Quando Tolstoi introduz o âmago narrativo de A Morte de Ivan Ilitch, descreve em traços tão cruamente objectivos a única realidade sensível que a morte nos dá a conhecer: «O morto jazia como sempre jazem os mortos, de um modo especialmente pesado, defunto, com os membros hirtos afundados no acolchoado da urna, a cabeça para sempre inclinada na almofada, e mostrando, como sempre mostram os mortos, a sua testa amarela como cera com entradas nas têmporas fundas e o nariz saliente, que parecia comprimir o lábio superior.» (p. 12). Eis o corpo defunto de Ivan Ilitch visto pelos olhos de familiares e colegas de trabalho. No entanto, mantendo aceso o posicionamento excêntrico do ser humano, como não entrever na presença hirta da finitude, nesse corpo metido no caixão, aquela «inelutável modalidade do visível» que Joyce perquire nas primeiras páginas de Ulisses? O mesmo Joyce que, nessa instigante passagem, faz o convite: «Fecha os olhos e vê»?

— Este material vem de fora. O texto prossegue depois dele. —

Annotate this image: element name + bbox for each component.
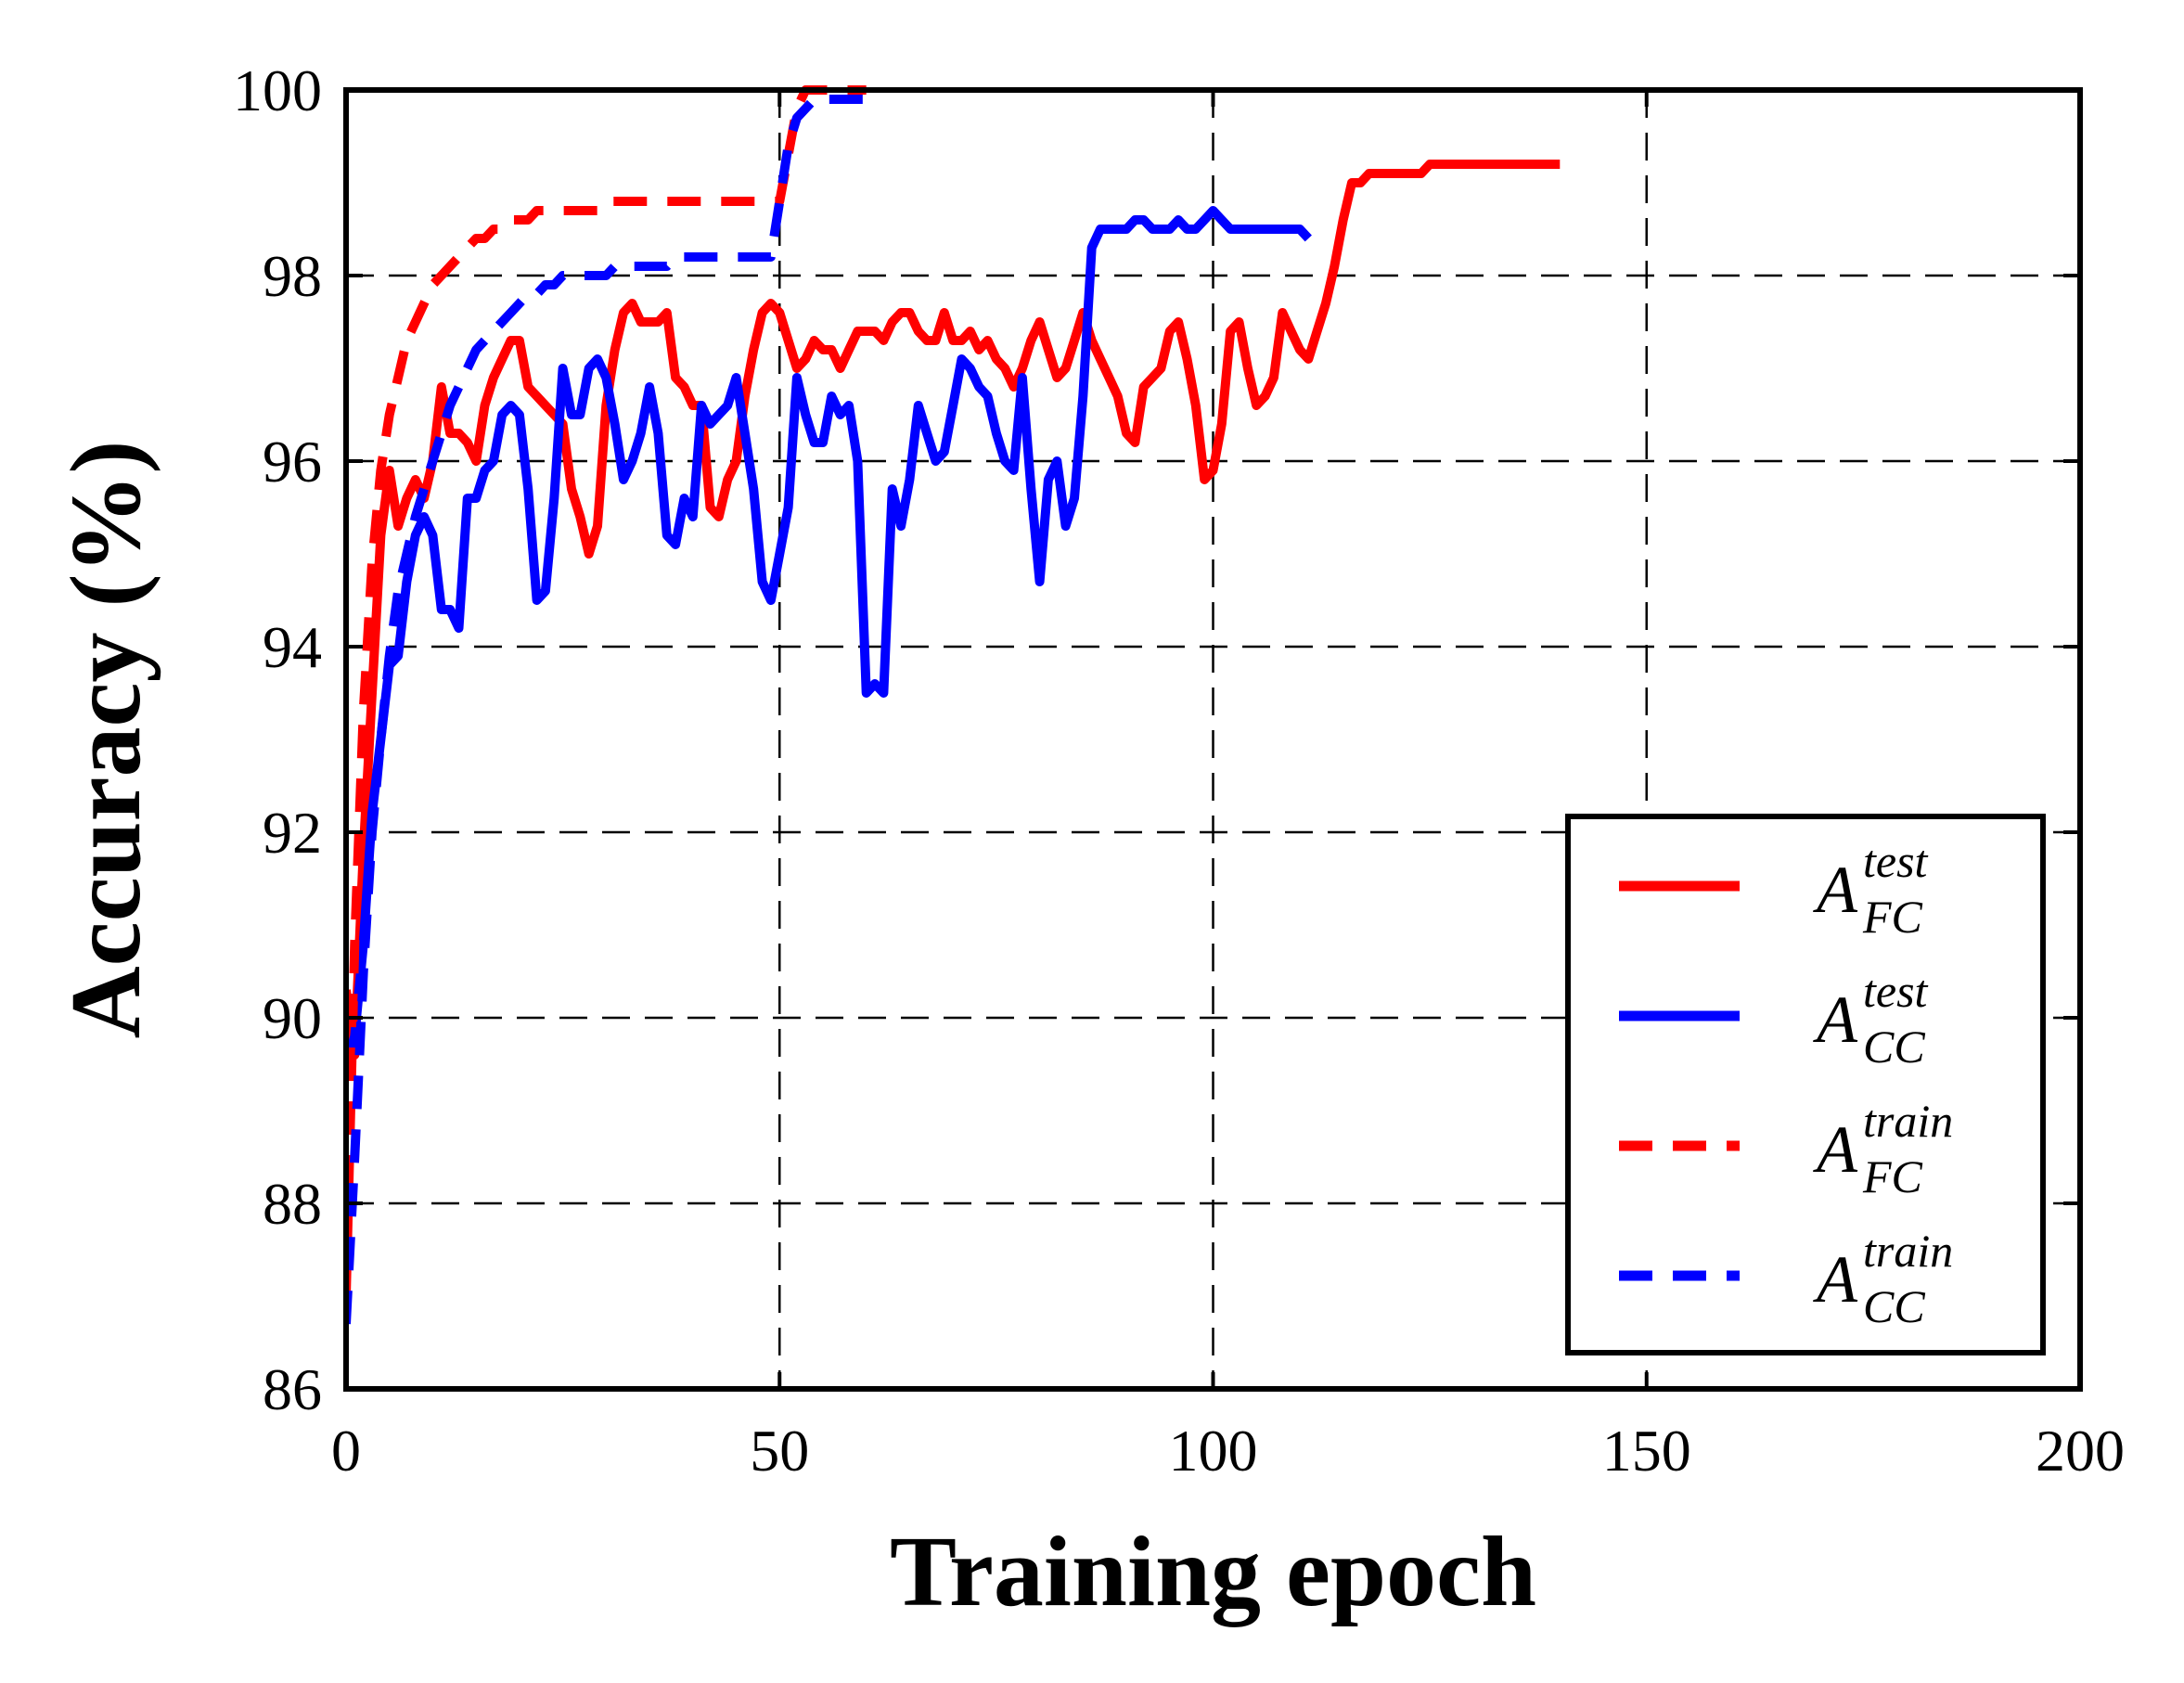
x-tick-label: 50	[750, 1418, 809, 1484]
legend-label-sup-0: test	[1863, 835, 1929, 887]
y-tick-label: 98	[263, 243, 322, 309]
legend-label-3: A	[1813, 1242, 1858, 1317]
legend-label-sub-2: FC	[1862, 1150, 1923, 1202]
x-tick-label: 150	[1602, 1418, 1691, 1484]
series-line-3	[346, 95, 867, 1325]
axis-ticks: 0 50 100 150 200 86 88 90 92 94 96 98 100	[233, 58, 2125, 1484]
x-tick-label: 200	[2036, 1418, 2125, 1484]
legend-label-2: A	[1813, 1112, 1858, 1187]
legend-label-0: A	[1813, 853, 1858, 927]
y-tick-label: 100	[233, 58, 322, 123]
x-tick-label: 100	[1169, 1418, 1258, 1484]
y-tick-label: 94	[263, 614, 322, 680]
y-tick-label: 88	[263, 1171, 322, 1237]
legend-label-sup-1: test	[1863, 965, 1929, 1017]
y-axis-label: Accuracy (%)	[51, 441, 161, 1039]
series-line-2	[346, 85, 867, 1297]
legend-label-sub-3: CC	[1863, 1280, 1925, 1332]
x-axis-label: Training epoch	[890, 1517, 1536, 1627]
legend-label-sup-3: train	[1863, 1225, 1953, 1277]
y-tick-label: 96	[263, 429, 322, 495]
legend-label-sub-0: FC	[1862, 891, 1923, 943]
legend-label-sub-1: CC	[1863, 1021, 1925, 1073]
legend-label-1: A	[1813, 983, 1858, 1057]
series-line-1	[346, 206, 1312, 1066]
x-tick-label: 0	[331, 1418, 361, 1484]
series-layer	[346, 85, 1561, 1325]
legend-box	[1565, 814, 2046, 1355]
y-tick-label: 90	[263, 985, 322, 1051]
y-tick-label: 92	[263, 800, 322, 866]
series-line-0	[346, 160, 1561, 1060]
y-tick-label: 86	[263, 1356, 322, 1422]
legend-label-sup-2: train	[1863, 1095, 1953, 1147]
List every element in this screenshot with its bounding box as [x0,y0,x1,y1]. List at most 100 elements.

Isto é: como não pressentir que até os mortos nos olham, que através deles, no seu mutismo de coisa inerte, a célebre frase de Nietzsche «Deus morreu» desperta para paradoxos infernais e sentidos insuspeitos, como se o ser-morto de Deus continuasse a espiar-nos, precisamente, do ângulo morto da nossa vigília? A «testa amarela» e o «nariz saliente» do rosto de Ilitch permanecem inatingíveis, expulsam quem os observa de quaisquer projecções fantasistas de simetria ou reconhecimento. Quer dizer: o morto fixa no olhar alheio um vazio impreenchível, a ferida exponencialmente aberta que cinde esse olhar, que torna impura toda a opticalidade que se julgue objectiva (não há, não pode haver, um ver puro ou abstracto das coisas). Segundo Didi-Huberman, comentando a referida passagem de Ulisses, «ver é sentir que alguma coisa nos escapa inelutavelmente», «ver é perder» (O que nós vemos, O que nos olha, p. 15).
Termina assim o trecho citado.